De Carlotta intorno al mondo et ces mots de la mélancolie, dite, enfin, ces mots qui brisent les frontières et amènent loin, autour de la planète, à la découverte. Cette lecture avec maman et Megaloto, personnage devenu réel et qui vit avec nous.
De Favole al telefono de Gianni Rodari, l’écriture au bout du fil, d’un père à son enfant, cette lecture encore à voix haute, de papa, de maman parfois, et nous qui plongions dans ce monde de lettres, d’erreurs, ce monde en chocolat, ce monde de glace, ce mondes de petits bonhommes étranges, d’un papa en voyage d’affaire. Ce temps du soir.
De Orlando de Virginia, Virginia, Virginia, Virgo ou Terre d’Amérique, Louve surtout, Virginia Woolf et ces temps de lecture en anglais à 20 ans, He, for there was no doubt he was a men though the fashion of the time did something to disguise it, lire et apprendre par cœur. Orlando, son pouvoir, tout son pouvoir. Son pouvoir de personnage, tout ce monde qui s’ouvre de manière inédite, cette possibilité de traverser les frontières du temps, de l’espace, le frontière de ses vêtements, de son corps, ce pouvoir enfin fantastique, enfin retrouvé.
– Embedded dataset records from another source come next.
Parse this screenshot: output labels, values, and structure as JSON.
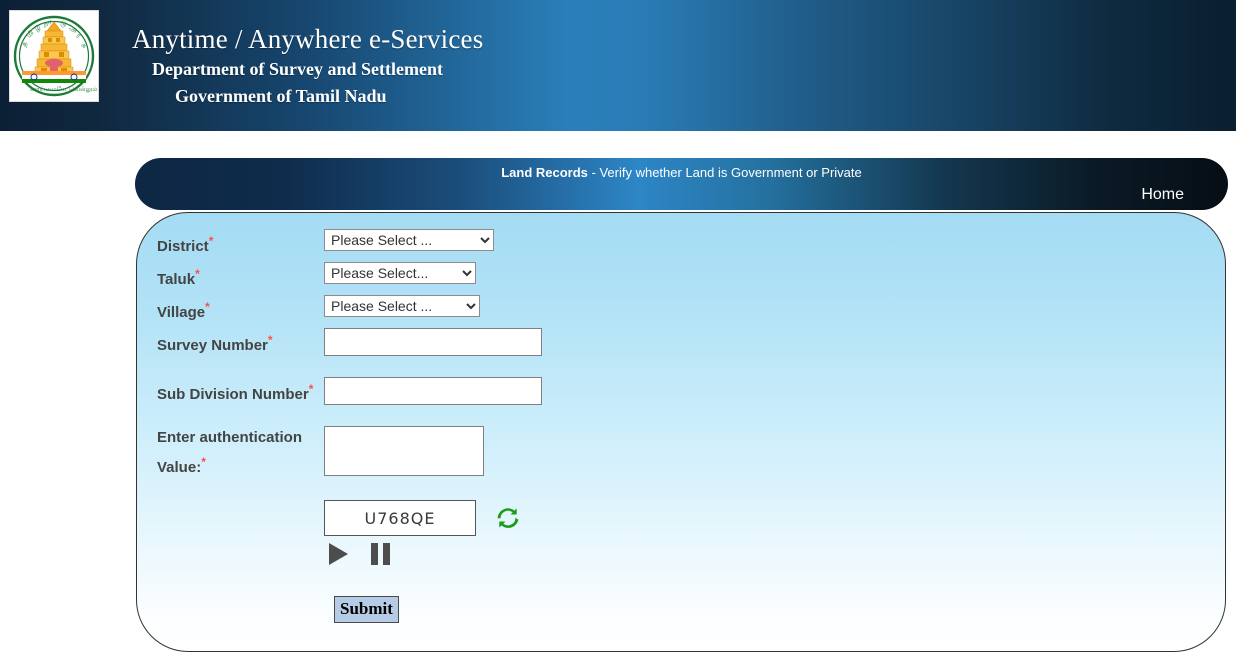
{
  "header": {
    "title": "Anytime / Anywhere e-Services",
    "subtitle1": "Department of Survey and Settlement",
    "subtitle2": "Government of Tamil Nadu",
    "emblem_alt": "tamil-nadu-state-emblem"
  },
  "titlebar": {
    "title_strong": "Land Records",
    "title_rest": " - Verify whether Land is Government or Private",
    "home_label": "Home"
  },
  "form": {
    "district": {
      "label": "District",
      "required": "*",
      "selected": "Please Select ...",
      "options": [
        "Please Select ..."
      ]
    },
    "taluk": {
      "label": "Taluk",
      "required": "*",
      "selected": "Please Select...",
      "options": [
        "Please Select..."
      ]
    },
    "village": {
      "label": "Village",
      "required": "*",
      "selected": "Please Select ...",
      "options": [
        "Please Select ..."
      ]
    },
    "survey_number": {
      "label": "Survey Number",
      "required": "*",
      "value": "",
      "placeholder": ""
    },
    "sub_division_number": {
      "label": "Sub Division Number",
      "required": "*",
      "value": "",
      "placeholder": ""
    },
    "authentication": {
      "label": "Enter authentication Value:",
      "required": "*",
      "value": "",
      "placeholder": ""
    },
    "captcha": {
      "code": "U768QE",
      "refresh_icon": "refresh-icon",
      "play_icon": "play-icon",
      "pause_icon": "pause-icon"
    },
    "submit_label": "Submit"
  },
  "colors": {
    "header_blue": "#2a7fba",
    "header_dark": "#0b2035",
    "panel_top": "#a4dcf4",
    "panel_bottom": "#ffffff",
    "label_text": "#444444",
    "required_red": "#ff4d4d",
    "submit_bg": "#b6cbe6",
    "refresh_green": "#1a9b1a"
  }
}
Et retrouver par la suite l’incipit exact avec le même émerveillement de ces mots shakespeariens, He — for there could be no doubt of his sex, though the fashion of the time did something to disguise it — was in the act of slicing at the head of a Moor which swung from the rafters.
Et puis de To the lighthouse, et cette navigation lente de la langue vers cette île dans le brouhaha du discours la vie intime et familiale, cette passion qui reste maintenant pour les phares.
De la Comedia de Dante, ces mots ronds, ces mots médiévaux, enchaînés, enchaînant, ces mots enivrant qui se précipitent en toi et si configgono dentro, cette langue des langues d’Europe, à travers ses forêts obscurs, la forêt obscure de la langue, les descentes et les précipices de la langue, le lac glacé de la langue, les cieux de lumière de la langue. Oui comment la parole peut devenir la forêt la plus obscure, la nuit la plus profonde, la flamme la plus brûlante, comment la langue peut scricchiolare, gemire et la lumière de la langue squarciare il mondo.
De Jane Eyre de Charlotte Brown, lu dans un fauteuil rouge style anglais, ce livre qui plonge au-delà des apparences, ce livre du récit, de l’intrigue, de la narration, de la suspense, ce livre des personnages. Tour cela pour voir ce monstre qui habite chez nous, avec toi à 12 ans, toi qui frôles la terreur.
De Cassandra de Christa Woolf, paroles denses, paragraphes denses, subjectivité de femme. Texte qui m’amène à écrire. A la piscine Bellariva, Firenze.
Du Traité des passions de l’âme de Antonio Lobo Antunes, cette sensation que c’est ça la littérature, voyager dans les âmes, dans les stratosphères de l’âme, la perception que tout ce qui se passe devienne d’un coup visible par les mots et c’est difficile de suivre ce qui arrive et de lire. La complexité et les mots qui suivent les psychés, la revanche du travail et de la classe ouvrière, tout si délicatement, si délicatement dit, pli par pli.
D’Anna et le Gorille d’Anthony Brown, là où le dessin parle secrètement et les mots suivent le dessin, suivent le secret, là où le Gorille prend forme la nuit et il t’accompagne pour un tour de walzer.
De Forse un mattino andando in un’aria di vetro d’Eugenio Montale et de tout Montale, ce miracle au milieu du rien, possible, peut-être, la force de ce peut-être et de cette lumière en verre, tout ces verres qui s’ammonticchiano nei suoi testi, ces éclats de verres, éclats des mots, cet éclatement du monde.
De S’io fossi foco de Cecco Angiolieri, ces mots de feu qui brûlent, ces paroles qui renversent, jusqu’au père, la rage de la poésie et la révolution.
D’Ecrire de Marguerite Duras, cet avancement au pas du réel, au pas de soi-même. L’autorisation que c’est ça l’écriture. Ce rien du monde.
De la Plage de Kafka de Murakami là où les mots s’avancent dans l’invisible des rencontres de nos âmes, là où la séparation est impossible et l’aventure infinie, pendant que nous n’en apercevons que des traces, des bribes, des restes, dans nos vies somnolentes.
De la Plage de Kafka de Murakami là où les mots s’avancent dans l’invisible des rencontres de nos âmes, là où la séparation est impossible et l’aventure infinie, pendant que nous n’en apercevons que des traces, des bribes, des restes, dans nos vies somnolentes.